Researcher, Post-training Group.
  • Code Reasoning: Led post-training for code reasoning models through large-scale SFT/RL data construction, unit-test-driven reward design, and training pipeline optimization, delivering substantial improvements on code benchmarks.
  • Inference Time Scaling: Developed data engines and search strategies for test-time scaling across math and coding tasks, including on-policy data expansion and parallel search, improving reasoning performance under controlled inference budgets.
  • Reward Modeling: Built outcome- and process-level reward modeling pipelines, GenRM, and scalable training infrastructure for long-horizon tasks, improving both supervision quality and training efficiency.

Xiaohongshu

Research Scientist, Hi Lab, Search Agent.
  • Data Synthesis: Designed scalable task and trajectory synthesis pipelines for long-horizon search, with explicit control over task complexity, evidence dispersion, and tool-use requirements to generate high-quality supervision for search agents.

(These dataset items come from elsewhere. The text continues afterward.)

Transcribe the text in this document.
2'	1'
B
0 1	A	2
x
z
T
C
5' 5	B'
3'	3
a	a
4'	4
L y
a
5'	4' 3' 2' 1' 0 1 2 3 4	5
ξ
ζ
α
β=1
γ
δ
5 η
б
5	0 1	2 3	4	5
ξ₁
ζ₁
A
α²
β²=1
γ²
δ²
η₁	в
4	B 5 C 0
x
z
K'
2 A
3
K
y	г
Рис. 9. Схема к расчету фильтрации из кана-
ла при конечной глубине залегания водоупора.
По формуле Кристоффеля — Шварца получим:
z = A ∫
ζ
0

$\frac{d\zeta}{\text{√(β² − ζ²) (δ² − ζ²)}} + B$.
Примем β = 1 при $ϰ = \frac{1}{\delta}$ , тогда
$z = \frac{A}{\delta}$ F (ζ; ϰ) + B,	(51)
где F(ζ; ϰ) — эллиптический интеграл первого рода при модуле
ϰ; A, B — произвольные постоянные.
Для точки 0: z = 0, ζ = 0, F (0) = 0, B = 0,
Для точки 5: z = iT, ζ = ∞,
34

  • Mid-training: Improved core agent capabilities through targeted mid-training on knowledge-intensive reasoning, planning, and function calling, strengthening the foundation needed for efficient search-agent learning.
  • Post-training: Advanced search-agent post-training with reinforcement learning in simulated environments, enabling efficient algorithm iteration and strong gains on both text-only and multimodal long-horizon search benchmarks.